И снова она принялась укорять себя. Как можно!.. Она должна войти в дом и побыстрее узнать, здесь ли Андреас. И если нет… Вдруг раскрылась бездна в душе… Если нет!.. Она совсем одна. Страшное одиночество. Некому помочь, некому поддержать ее. Мальчик ее в опасности. И она сама не в силах помочь ему… Вдруг ей почудилось, что это уже было, но как-то странно, как-то давно было, и почему-то ощущение странное, что это было давно; да, было давно и когда ее маленький Андреас был взрослым!.. Но так не могло быть… такое невероятно…

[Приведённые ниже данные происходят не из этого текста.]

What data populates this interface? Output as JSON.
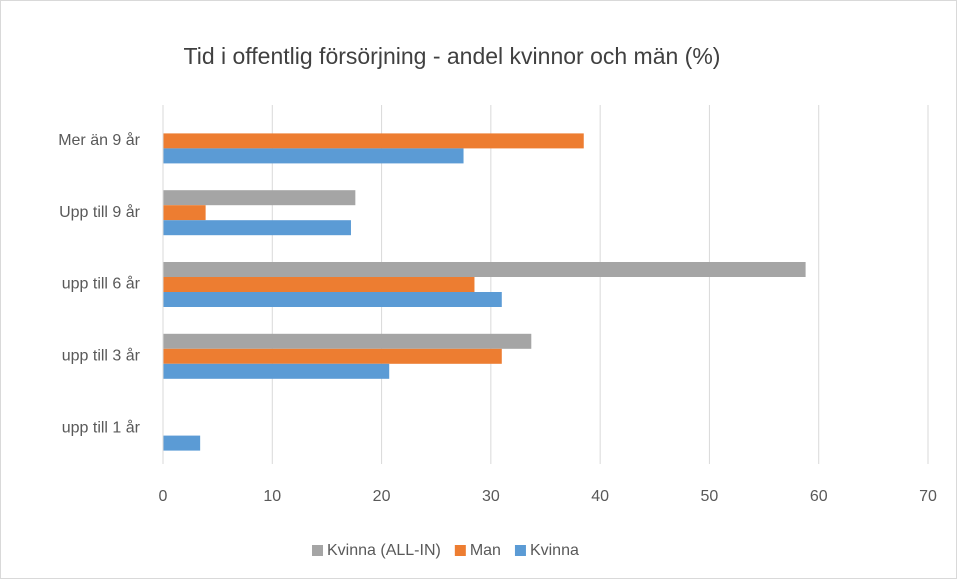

Нет, она должна побыстрее стряхнуть, отбросить все эти странные ощущения свои. Не надо, не должна она бояться унижения. Она готова вытерпеть любые мучения, любые самые мучительные унижения ради своего мальчика.

— Ведь это мое существо и я его люблю, — вполголоса произнесла она. — Мой человечек, — проговорила она мягко и улыбнулась тепло и нежно, как улыбалась каменная Богоматерь, сделанная резчиком.

Молодая женщина решительно взошла на крыльцо и взяла бронзовый дверной молоточек.

* * *

Они еще не кончили обедать и доедали рыбу с кореньями, когда из прихожей донесся стук в дверь. Значит, стучали громко.

Андреас, сам того не сознавая, догадался мгновенно. Тотчас соскочил со стула и побежал в прихожую с возгласом:

— Мама!..

Хозяйка, не вставая со стула, вопросительно посмотрела на Элиаса. Он усмехнулся ей ободряюще, потянулся к стулу рядом с ее стулом, чтобы погладить девочку по голове. Затем быстро произнес, опустив глаза:

— Я провожу его…

Женщина понимающе кивнула.

Элиас Франк вышел в прихожую. Служанка молча смотрела как мальчик поспешно натягивал сапожки. Дверь на улицу была приоткрыта. Элиас догадался (это нетрудно было), что мать мальчика не хочет входить и стоит у двери. Мальчик то и дело вскидывал головку и глядел на приоткрытую дверь, словно мог увидеть мать. От помощи служанки он отказался.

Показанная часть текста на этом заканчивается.